Nĭ hăo

387 81 21
                                    

Dengan tubuh terduduk tegak, aku meluruskan tangan menuju dinding transparan yang membagi dua dimensi di hutan tersebut. Bangun dari tidur paksaan itu, tubuhku mendadak segar karena ingin mengetahui kebenaran dari hal tidak masuk akal yang mengelilingku.

Bersama cincin dan para batu yang sudah bertambah, aku memberanikan diri untuk menembus batas tersebut. Seperti dugaanku sebelumnya, aku sudah tidak merasakan rasa panas dan terbakar itu. Aku melempar selembar dedauan yang entah sejak kapan sudah berserakan di sekitarku. Daun itu tetap tidak mau melewati dinding tersebut.

Jadi itu berarti dengan menghilangnya kastil Minghao, tidak mempengaruhi benteng pelapis itu? Jadi apa alasan yang membuatku tidak merasakan sensasi panas itu lagi?

Aku coba menggunakan benda yang lebih berat. Batu yang paling dekat denganku menjadi korban percobaan selanjutnya. Ketika aku melemparnya, batu kecil itu memantul dan berbalik begitu saja ke arahku. Memukul keningku hingga menimbulkan rasa sakit ringan.

"Sampai kapan aku berjalan tanpa arah dan ketidaktahuan ini?" gumamku. Aku sangat membutuhkan penjelasan agar aku tidak terlihat seperti orang bodoh begini. 

Sekarang ke mana aku harus pergi? tanya batinku sambil mendongak ke atas. Melihat awan yang tampak berbeda sore ini.

Bukan pelangi, tapi warna-warni layaknya fenomena alam indah itu. Apa mataku yang salah? Aku menggosok-gosok mataku cukup lama hingga agak mengalami kekaburan. Perutku pun berbunyi. Memperparah kondisiku yang tidak tau harus ke mana. Di saat bersamaan, ada suara lain yang menemani suara perutku.

Itu jelas bukan suara hewan buas, apalagi para vampire tersebut. Tidak mungkin vampire yang masih berwujud manusia, mengeong seperti kucing. Bahkan terdengar layaknya anak kucing.

Apalagi kali ini? Tidak mungkin seekor kucing tersasar sampai hutan yang dalam ini. Kucing tidak suka suhu yang sedingin itu.

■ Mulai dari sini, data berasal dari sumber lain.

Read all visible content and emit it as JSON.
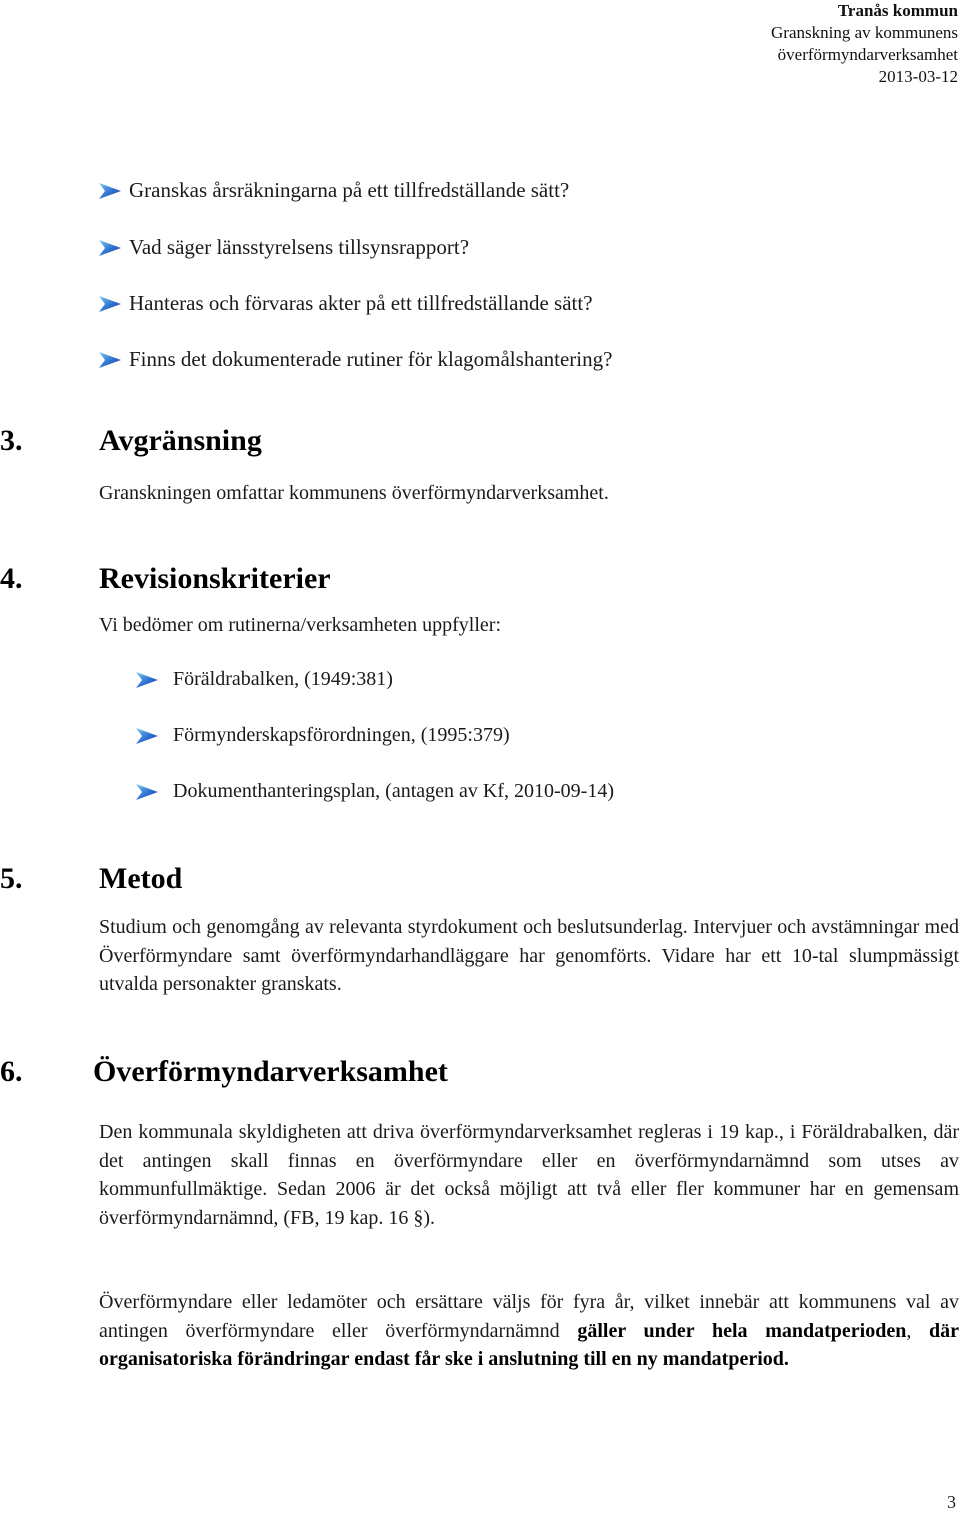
{
  "header": {
    "organization": "Tranås kommun",
    "report_title_line1": "Granskning av kommunens",
    "report_title_line2": "överförmyndarverksamhet",
    "date": "2013-03-12"
  },
  "questions": [
    "Granskas årsräkningarna på ett tillfredställande sätt?",
    "Vad säger länsstyrelsens tillsynsrapport?",
    "Hanteras och förvaras akter på ett tillfredställande sätt?",
    "Finns det dokumenterade rutiner för klagomålshantering?"
  ],
  "sections": {
    "s3": {
      "number": "3.",
      "title": "Avgränsning",
      "text": "Granskningen omfattar kommunens överförmyndarverksamhet."
    },
    "s4": {
      "number": "4.",
      "title": "Revisionskriterier",
      "intro": "Vi bedömer om rutinerna/verksamheten uppfyller:",
      "criteria": [
        "Föräldrabalken, (1949:381)",
        "Förmynderskapsförordningen, (1995:379)",
        "Dokumenthanteringsplan, (antagen av Kf, 2010-09-14)"
      ]
    },
    "s5": {
      "number": "5.",
      "title": "Metod",
      "text": "Studium och genomgång av relevanta styrdokument och beslutsunderlag. Intervjuer och avstämningar med Överförmyndare samt överförmyndarhandläggare har genomförts. Vidare har ett 10-tal slumpmässigt utvalda personakter granskats."
    },
    "s6": {
      "number": "6.",
      "title": "Överförmyndarverksamhet",
      "para1": "Den kommunala skyldigheten att driva överförmyndarverksamhet regleras i 19 kap., i Föräldrabalken, där det antingen skall finnas en överförmyndare eller en överförmyndarnämnd som utses av kommunfullmäktige. Sedan 2006 är det också möjligt att två eller fler kommuner har en gemensam överförmyndarnämnd, (FB, 19 kap. 16 §).",
      "para2_normal": "Överförmyndare eller ledamöter och ersättare väljs för fyra år, vilket innebär att kommunens val av antingen överförmyndare eller överförmyndarnämnd ",
      "para2_bold1": "gäller under hela mandatperioden",
      "para2_comma": ", ",
      "para2_bold2": "där organisatoriska förändringar endast får ske i anslutning till en ny mandatperiod."
    }
  },
  "footer": {
    "page_number": "3"
  },
  "icons": {
    "bullet": "arrowhead-bullet-icon"
  },
  "colors": {
    "bullet_dark": "#1d4fb3",
    "bullet_light": "#6fc1f0",
    "text": "#1a1a1a"
  }
}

Setelah berkata demikian dalam pikiranku sendiri, tubuhku sontak menggigil. Karena sejak tadi terperangkap pada pikiran sendiri, aku sampai tidak merasakan suhu hutan yang sedingin ini. Sudah kedua kalinya aku merasakan suhu yang sedingin ini. Apakah vampire selanjutnya punya kekuatan es? Aku jadi suka menebak-nebak yang tidak pasti.

Suara ngeongan itu kembali terdengar. Aku pun merasakan sebuah pergerakkan pada punggung belakangku. Mengelus dan menempel di sana.

Kepalaku refleks menengok. Tubuhku sontak berdiri. Dengan posisi siaga, mataku melirik tajam pada makhluk hidup yang tadi menempel padaku itu. Namun menemukan sosok imut yang tergambar di bola mataku, senyum lembut tampil menggantikan sikap berjaga-jagaku.

"Bagaimana kamu bisa ada di sini?" tanyaku dengan suara gemas. Menghampiri dan mengelus bulunya yang dingin. Aku pun mengangkatnya dalam gendongan.

"Tubuhmu sangat dingin. Sejak kapan kamu ada di sini?" Aku mengusap-usapnya lembut. sembari memperhatikan setiap inci pada tubuh kucing tersebut.

Bukan bermaksud curiga, tapi aku tidak bisa mengurangi awasku jika berada di hutan ini. Setiap tindakanku akan berakibat mengancam nyawa. Apalagi mengingat aku sekarang hidup di lingkungan para vampire, meskipun mereka sama sekali tidak berniat menyakitiku.

"Kamu ini sungguh anak kucing atau hanya vampire yang berpura-pura?" ucapku. Lalu mengangkat kucing yang berwajah polos itu sedikit lebih jauh.

Kala kedua tanganku lurus mengangkatnya, kucing itu memberikan perubahan pada ekspresinya. Agak menyeramkan sampai aku tanpa sengaja menjatuhkannya.

Memang pada dasarnya refleks kucing cukup bagus, dari jarak setinggi apapun, mereka akan jatuh dengan bantalan kakinya terlebih dahulu. Aku jadi memikirkan kembali jati diri dari  kucing tersebut adalah hewan sebenarnya. Tapi aku tidak bisa melupakan seringaiannya. Memang ada seekor kucing yang bisa tersenyum menyeringai?